С согласия короля Бродерик взял с собой полсотни оруженосцев из числа молодых дворян, ещё не получивших шпор, но уже готовых к этому. Во главе их встал Хорст, к которому за неделю пребывания в Мериде – пока готовилась скороспелая свадьба – привыкли и горожане и обретавшаяся в столице знать.
Вернувшийся из Вороньего замка Рональдо занял привычное место по левую руку маршала. А справа, на обычном месте второго телохранителя – Эмиля, сейчас гарцевал на вороном перигорце сьер Мерзен. Известный вертопрах и бретер, и при этом отчаянной смелости и великого искусства воин, неведомо какими путями прознавший о том, что Бродерик собирается навестить приграничные области, где у Мерзена нашлось какое-то неотложное дело. То ли он кого-то должен был вызвать на поединок, то ли его кто-то – из путаного рассказа было понятно лишь, что решение этого дела – вопрос родовой чести. Но, поскольку просил за него коннетабль, а отказать свату Бродерик не счел возможным – забияка временно занял место Эмиля.
Постепенно весь отряд выехал за ворота. Эльза, державшаяся за стремя Гровеля, проводила своего воспитанника за поросший бурьяном ров и здесь остановилась, неловко благословив купца на предстоящее путешествие. Хорст, наблюдавший со стороны за этой душещипательной сценой, едва не прослезился, впечатленный такой верностью и любовью. Чтобы сбросить наваждение, он вновь посмотрел в голову отряда.
Вид у колонны был внушительный. И даже замыкавший её Гровель, понукающий пятками упрямого мула, не особенно портил общее впечатление, изображая собой обязательный маленький обоз при небольшой армии.
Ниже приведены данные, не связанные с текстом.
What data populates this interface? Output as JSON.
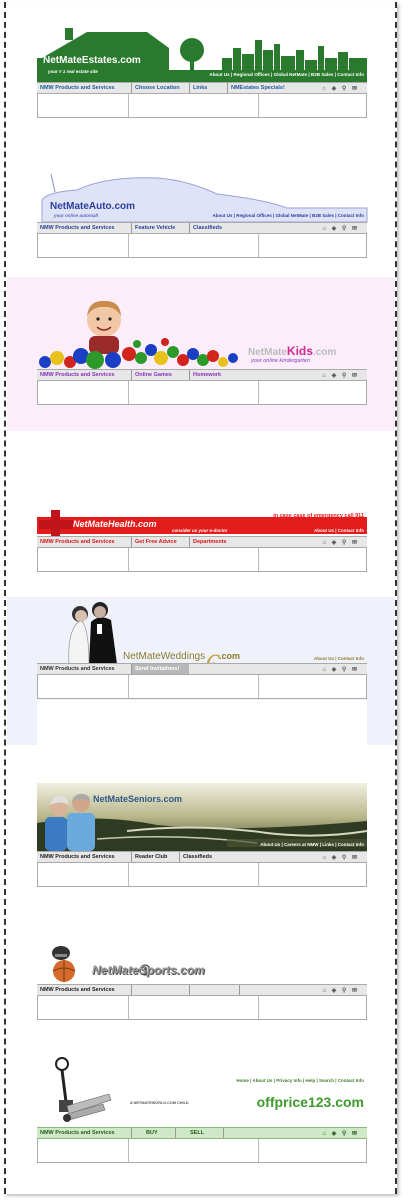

Если бы Хорст задержался на своем месте еще на несколько мгновений, он бы, конечно, увидел, как из тех же городских ворот неспешно выехали два человека на вороных жеребцах. В одном из них бывший военачальник непременно узнал бы «третью руку» короля Хильдерика – Ле Комба, с которым его много раз сводила судьба в прежней жизни – и как союзников и как соперников. А вторым был молодой сьер, имени которого Хорст не знал, но непременно бы вспомнил, что такие длинные и тонкие носы, вынюхивающие все вокруг – наследственная черта тьенских Сорзонов, младшей ветви старой, но не очень влиятельной семьи графов Амбуаз.
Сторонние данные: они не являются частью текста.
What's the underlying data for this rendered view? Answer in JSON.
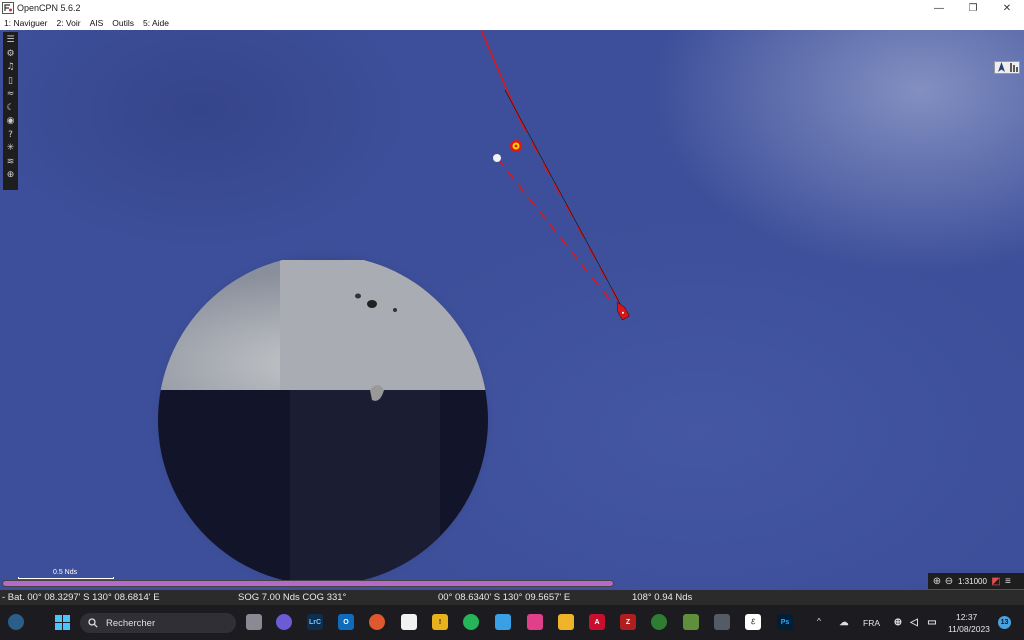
{
  "window": {
    "title": "OpenCPN 5.6.2",
    "minimize": "—",
    "maximize": "❐",
    "close": "✕"
  },
  "menu": {
    "items": [
      "1: Naviguer",
      "2: Voir",
      "AIS",
      "Outils",
      "5: Aide"
    ]
  },
  "toolbar": {
    "icons": [
      "menu-icon",
      "settings-icon",
      "route-icon",
      "document-icon",
      "tide-icon",
      "moon-icon",
      "camera-icon",
      "help-icon",
      "ais-icon",
      "grib-icon",
      "lifebuoy-icon"
    ]
  },
  "chart": {
    "scale_label": "0.5 Nds",
    "zoom_scale": "1:31000",
    "route_color": "#e01515",
    "boat_color": "#d31a1a",
    "water_color": "#3d4f9a",
    "progress_color": "#b56ac9"
  },
  "status": {
    "bat_position": "- Bat. 00° 08.3297' S    130° 08.6814' E",
    "sog_cog": "SOG 7.00 Nds   COG 331°",
    "cursor_position": "00° 08.6340' S   130° 09.5657' E",
    "bearing_distance": "108°  0.94 Nds"
  },
  "taskbar": {
    "search_placeholder": "Rechercher",
    "lang": "FRA",
    "time": "12:37",
    "date": "11/08/2023",
    "notifications": "13",
    "chevron": "^"
  }
}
Всадники остановились на дороге вне городских стен, недолго о чем-то переговаривались, а потом, дружно развернув коней, снова въехали в тень ворот.
Пропустив мимо себя основную часть отряда, Хорст присоединился к Бродерику. Он пристроился справа и сьерру Мерзену пришлось уступить ему свое место, тем более, что сам маршал, безмолвно посмотрев на новоявленного телохранителя, коротким жестом отправил сьера в голову кавалькады. Следующим жестом он определил место Рональдо в арьергарде – позади Гровеля.
Когда маршал и его «сын» остались вдвоем, Бродерик заявил:
– С этого момента принимай командование. Военным отрядом должен командовать воин, а не купец. Я скажусь больным.
– Добро, – согласился с «папашей» Хорст.
Все детали предстоящего путешествия были уже давно обсуждены и согласованы, но как это часто бывает – когда пришло время выполнять намеченный план, возникло множество обстоятельств, не учтенных никак, мешающих его исполнению. Взять хотя бы этого самого сьерра Мерзена! Был ли он «глазами» Борне при отряде? Или же в самом деле ехал на границу бросать кому-то вызов? В первом случае следовало держаться с ним осторожнее, а во втором о нем можно было забыть. А Бродерик вообще считал, что за спиной этого дворянина виднеются уши Ротсворда. В общем, сьер мешался. И с этим тоже что-то нужно было делать.
– Как молодая жена? – Спросил Бродерик. – Сильно расстроилась, узнав о твоем отъезде?
– Не знаю, – хохотнул Хорст. – Я написал ей записку. Когда вернемся, полагаю, наш друг, – он показал большим пальцем за спину, туда, где боролся с упрямым животным Гровель, – сумеет найти нужные слова, чтобы объяснить внезапное исчезновение молодожена. Не повезло девочке. Вместо череды балов и приемов, вместо бессонных ночей, полных страсти и неги, вместо красивых слов, ахов и вздохов, вместо песен менестрелей – полуразвалившееся хозяйство, одиночество, неизвестность… Не повезло. Но кобылка хороша-а-а-а! Если наше путешествие не удастся, то, можно считать, что подженился я удачно.
Бродерик понимающе хмыкнул:
– Ну-ну, сынок. Начало карьеры складывается как нужно.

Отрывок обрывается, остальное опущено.